Area resort owners attend Day on the Hill
Members of the Congress of Minnesota Resorts attended the annual Day on the Hill in St. Paul on March 18 and 19, lobbying for legislation important to the resort industry.
Richcville resort owners Vince and Cheryl Prososki, of Northern Lights Resort and Jim and Kristin Wherley, of Sunset Bay Resort were among those who attended.
Hot topics this year included bills currently in the House and Senate dealing with restricted plumber’s licenses and preserving the post-Labor Day school start date.
A press release from the group said current law requires resort owners to obtain a restricted plumber’s license to maintain water-related fixtures on their properties, such as faucets, hot water heaters, toilets, water pipes, etc. If they don’t have the license, by law, they must call a licensed plumber in to do the work.
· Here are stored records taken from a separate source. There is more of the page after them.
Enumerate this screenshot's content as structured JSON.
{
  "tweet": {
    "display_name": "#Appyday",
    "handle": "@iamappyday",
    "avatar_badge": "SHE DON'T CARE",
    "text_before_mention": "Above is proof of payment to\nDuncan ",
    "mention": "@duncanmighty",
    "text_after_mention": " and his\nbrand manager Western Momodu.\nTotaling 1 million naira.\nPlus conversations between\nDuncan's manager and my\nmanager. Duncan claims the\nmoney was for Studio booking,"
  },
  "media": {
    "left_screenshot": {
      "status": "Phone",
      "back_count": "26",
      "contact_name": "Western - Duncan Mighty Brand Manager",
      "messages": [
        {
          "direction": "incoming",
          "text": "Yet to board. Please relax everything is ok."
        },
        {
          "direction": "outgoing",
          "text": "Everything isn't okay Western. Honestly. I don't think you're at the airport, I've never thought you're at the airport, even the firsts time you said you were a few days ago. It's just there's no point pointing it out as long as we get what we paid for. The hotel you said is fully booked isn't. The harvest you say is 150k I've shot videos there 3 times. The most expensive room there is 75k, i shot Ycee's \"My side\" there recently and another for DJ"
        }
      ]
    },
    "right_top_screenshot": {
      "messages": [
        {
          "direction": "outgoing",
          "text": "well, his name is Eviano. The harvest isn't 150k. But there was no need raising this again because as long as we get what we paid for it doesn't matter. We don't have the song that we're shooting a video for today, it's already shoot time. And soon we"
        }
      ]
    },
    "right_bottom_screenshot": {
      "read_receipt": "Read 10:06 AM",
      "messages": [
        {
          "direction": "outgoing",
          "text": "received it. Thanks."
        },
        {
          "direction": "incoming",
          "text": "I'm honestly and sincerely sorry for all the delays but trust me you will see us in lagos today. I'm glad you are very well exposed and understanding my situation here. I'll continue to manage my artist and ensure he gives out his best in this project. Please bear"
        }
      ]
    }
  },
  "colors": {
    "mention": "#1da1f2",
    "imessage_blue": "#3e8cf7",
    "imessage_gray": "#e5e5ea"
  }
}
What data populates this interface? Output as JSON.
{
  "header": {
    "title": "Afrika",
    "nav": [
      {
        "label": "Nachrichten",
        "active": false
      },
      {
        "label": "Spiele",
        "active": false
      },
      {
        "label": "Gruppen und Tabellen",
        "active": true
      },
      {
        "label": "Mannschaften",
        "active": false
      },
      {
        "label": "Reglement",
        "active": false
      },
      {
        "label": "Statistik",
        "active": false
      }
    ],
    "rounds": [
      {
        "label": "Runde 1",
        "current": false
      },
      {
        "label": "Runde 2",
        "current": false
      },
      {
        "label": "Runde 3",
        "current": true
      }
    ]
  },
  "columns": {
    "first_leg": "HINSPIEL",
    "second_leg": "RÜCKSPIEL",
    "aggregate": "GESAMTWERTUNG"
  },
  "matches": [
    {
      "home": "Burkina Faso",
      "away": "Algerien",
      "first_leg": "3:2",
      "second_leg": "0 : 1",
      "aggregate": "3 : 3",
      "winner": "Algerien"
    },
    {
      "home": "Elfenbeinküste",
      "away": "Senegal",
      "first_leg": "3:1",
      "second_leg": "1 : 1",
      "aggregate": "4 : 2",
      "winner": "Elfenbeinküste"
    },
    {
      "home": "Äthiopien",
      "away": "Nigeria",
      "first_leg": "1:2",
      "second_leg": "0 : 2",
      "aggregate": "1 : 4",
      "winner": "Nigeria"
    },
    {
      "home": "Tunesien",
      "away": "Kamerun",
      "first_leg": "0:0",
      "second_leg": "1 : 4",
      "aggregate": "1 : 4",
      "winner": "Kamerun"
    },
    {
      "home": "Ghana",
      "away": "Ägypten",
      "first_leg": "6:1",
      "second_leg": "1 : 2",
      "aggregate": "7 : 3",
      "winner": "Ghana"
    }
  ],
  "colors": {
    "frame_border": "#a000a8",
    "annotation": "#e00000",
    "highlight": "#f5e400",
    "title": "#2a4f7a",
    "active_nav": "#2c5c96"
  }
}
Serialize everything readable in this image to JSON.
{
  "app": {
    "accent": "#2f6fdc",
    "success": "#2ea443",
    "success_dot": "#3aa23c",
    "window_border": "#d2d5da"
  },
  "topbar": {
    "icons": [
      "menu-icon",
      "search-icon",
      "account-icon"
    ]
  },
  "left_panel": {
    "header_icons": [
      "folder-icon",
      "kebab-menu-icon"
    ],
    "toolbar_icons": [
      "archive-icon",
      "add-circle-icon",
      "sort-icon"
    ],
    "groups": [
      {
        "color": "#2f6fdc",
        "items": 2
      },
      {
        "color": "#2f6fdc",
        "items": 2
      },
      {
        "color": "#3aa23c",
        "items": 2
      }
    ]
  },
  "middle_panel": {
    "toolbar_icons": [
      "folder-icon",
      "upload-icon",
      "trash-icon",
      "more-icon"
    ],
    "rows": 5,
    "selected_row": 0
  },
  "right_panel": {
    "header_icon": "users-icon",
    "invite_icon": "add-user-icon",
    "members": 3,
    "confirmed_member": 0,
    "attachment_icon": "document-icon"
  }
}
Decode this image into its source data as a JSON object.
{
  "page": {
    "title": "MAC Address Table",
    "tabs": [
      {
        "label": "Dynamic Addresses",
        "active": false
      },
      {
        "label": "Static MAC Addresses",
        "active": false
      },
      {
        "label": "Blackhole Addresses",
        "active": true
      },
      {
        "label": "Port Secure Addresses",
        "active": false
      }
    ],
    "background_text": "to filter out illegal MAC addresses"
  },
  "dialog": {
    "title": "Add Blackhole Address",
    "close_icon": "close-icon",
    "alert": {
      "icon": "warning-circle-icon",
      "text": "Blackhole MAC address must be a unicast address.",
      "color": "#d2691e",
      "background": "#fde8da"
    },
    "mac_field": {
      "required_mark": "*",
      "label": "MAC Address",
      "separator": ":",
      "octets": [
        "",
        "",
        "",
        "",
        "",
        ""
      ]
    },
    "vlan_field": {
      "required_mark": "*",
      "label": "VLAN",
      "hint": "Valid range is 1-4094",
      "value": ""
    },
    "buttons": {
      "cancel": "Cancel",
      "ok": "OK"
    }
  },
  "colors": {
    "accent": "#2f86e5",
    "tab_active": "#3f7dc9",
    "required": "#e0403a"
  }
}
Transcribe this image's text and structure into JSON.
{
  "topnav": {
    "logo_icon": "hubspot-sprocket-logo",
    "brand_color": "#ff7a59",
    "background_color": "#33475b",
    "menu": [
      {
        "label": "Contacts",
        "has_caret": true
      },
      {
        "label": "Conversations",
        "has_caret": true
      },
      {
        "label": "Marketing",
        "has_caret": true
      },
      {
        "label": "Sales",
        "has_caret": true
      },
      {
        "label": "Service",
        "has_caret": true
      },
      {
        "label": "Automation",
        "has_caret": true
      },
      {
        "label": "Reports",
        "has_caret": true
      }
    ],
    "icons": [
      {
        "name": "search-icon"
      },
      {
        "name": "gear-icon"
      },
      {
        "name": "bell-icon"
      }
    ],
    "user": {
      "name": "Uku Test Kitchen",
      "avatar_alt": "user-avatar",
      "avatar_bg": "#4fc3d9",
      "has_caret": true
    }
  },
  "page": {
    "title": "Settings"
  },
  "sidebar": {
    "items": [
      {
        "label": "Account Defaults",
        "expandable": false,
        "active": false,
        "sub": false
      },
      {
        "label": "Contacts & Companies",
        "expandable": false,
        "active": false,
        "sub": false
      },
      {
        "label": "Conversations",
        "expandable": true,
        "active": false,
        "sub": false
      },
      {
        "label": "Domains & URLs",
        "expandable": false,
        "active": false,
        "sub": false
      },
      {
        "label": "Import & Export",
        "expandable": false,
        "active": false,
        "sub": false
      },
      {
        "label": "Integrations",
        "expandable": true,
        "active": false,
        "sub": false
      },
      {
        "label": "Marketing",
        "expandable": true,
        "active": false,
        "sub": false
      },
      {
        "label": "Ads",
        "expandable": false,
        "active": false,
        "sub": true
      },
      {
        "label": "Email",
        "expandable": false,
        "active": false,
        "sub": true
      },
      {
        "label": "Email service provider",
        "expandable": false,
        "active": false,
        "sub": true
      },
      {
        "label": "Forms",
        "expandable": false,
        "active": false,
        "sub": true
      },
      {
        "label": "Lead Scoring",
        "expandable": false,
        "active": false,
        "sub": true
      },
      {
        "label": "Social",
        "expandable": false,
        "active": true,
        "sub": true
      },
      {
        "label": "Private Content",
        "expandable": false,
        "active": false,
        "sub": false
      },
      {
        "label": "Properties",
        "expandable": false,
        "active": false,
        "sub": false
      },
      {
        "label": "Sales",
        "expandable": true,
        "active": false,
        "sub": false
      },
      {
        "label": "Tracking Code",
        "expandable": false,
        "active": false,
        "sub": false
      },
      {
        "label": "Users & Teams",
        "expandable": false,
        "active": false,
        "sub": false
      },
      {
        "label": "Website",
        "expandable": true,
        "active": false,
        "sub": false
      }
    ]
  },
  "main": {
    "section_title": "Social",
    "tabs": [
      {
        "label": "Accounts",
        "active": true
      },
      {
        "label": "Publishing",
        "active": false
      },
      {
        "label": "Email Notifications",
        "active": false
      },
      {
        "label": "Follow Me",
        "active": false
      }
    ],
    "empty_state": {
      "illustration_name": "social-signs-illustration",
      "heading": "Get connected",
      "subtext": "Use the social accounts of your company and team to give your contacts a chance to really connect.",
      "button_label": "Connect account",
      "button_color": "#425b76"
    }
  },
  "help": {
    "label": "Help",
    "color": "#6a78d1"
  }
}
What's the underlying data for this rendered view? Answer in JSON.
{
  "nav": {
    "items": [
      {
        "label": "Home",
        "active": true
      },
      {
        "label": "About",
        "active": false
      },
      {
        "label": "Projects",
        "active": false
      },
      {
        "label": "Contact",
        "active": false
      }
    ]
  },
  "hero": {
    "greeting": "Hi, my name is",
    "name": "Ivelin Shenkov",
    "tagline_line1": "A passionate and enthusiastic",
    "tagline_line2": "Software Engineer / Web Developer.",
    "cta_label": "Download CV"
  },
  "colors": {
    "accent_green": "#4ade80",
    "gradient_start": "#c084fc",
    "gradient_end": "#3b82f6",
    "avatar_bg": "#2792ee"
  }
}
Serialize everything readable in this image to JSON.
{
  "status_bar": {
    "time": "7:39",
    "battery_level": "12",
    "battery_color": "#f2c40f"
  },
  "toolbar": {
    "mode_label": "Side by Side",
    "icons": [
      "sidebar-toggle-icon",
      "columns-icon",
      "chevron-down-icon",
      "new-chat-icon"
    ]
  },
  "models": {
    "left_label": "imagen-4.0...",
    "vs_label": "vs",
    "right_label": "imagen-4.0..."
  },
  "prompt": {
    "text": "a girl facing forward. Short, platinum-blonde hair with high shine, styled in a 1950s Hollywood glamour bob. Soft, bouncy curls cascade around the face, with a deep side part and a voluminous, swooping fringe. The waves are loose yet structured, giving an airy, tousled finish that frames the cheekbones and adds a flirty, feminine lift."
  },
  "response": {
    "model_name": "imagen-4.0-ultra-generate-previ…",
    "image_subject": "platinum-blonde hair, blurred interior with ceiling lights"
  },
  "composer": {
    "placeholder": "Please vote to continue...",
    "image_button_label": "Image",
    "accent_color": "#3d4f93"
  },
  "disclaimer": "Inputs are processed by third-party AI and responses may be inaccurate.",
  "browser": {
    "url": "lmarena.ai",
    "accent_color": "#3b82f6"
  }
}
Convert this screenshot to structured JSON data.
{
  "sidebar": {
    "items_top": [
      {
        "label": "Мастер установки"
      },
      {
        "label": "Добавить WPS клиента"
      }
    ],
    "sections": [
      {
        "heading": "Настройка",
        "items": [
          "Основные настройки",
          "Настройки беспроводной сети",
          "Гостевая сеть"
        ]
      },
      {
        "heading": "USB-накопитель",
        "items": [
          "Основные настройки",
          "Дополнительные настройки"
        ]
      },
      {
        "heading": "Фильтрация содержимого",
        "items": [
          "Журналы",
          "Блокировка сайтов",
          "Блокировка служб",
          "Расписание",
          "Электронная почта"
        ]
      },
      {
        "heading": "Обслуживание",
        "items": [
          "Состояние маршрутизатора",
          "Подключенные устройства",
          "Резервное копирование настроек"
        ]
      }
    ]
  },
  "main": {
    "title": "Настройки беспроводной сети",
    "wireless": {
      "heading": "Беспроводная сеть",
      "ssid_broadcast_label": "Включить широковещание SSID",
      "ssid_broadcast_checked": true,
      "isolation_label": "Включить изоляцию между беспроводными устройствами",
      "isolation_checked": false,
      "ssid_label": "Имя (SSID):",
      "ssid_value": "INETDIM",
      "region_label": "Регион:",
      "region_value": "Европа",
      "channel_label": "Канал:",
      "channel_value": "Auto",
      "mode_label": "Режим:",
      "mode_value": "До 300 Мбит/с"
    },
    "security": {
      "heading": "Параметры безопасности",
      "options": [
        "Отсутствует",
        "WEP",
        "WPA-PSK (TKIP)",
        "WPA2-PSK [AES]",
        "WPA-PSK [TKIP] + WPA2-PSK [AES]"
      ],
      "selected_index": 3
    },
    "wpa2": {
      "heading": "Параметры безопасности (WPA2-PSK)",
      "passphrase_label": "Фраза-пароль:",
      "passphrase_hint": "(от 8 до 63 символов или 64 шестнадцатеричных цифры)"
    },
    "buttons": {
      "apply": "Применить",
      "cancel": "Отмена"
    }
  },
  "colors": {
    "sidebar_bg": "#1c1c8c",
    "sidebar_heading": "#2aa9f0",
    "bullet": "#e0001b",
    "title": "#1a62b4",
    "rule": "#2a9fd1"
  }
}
The resort group argues that this law is problematic. They say it’s not practical from a guest service standpoint, as it doesn’t allow them to make quick repairs in a timely fashion; instead, a licensed plumber must be called out, which can take hours or days.
They also argue that new resort owners are unable to obtain the license because the narrow window of time allowed to get one has closed.
Lastly, they say continuing education at the level of commercial plumbers is required to maintain the license, but resort owners are not in the business of plumbing and just want to be able to maintain their own property.
The group, with help from lobbyist Joel Carlson, introduced a bill this session that would exempt resort owners from the restricted plumber’s license requirement. The legislation would ensure resort owners could maintain their property without a restricted license from the state, without fear of non-compliance.
Resort owners and other stakeholders are again defending a requirement for Minnesota schools to begin after Labor Day.
A bill has been introduced to lawmakers asking for a Sept. 1 start date for the 2015-2016 school year. The Congress of Minnesota Resorts believes that, with no information to indicate that starting school before Labor Day has a measurable positive impact on learning outcomes, making the change for just one year makes little sense.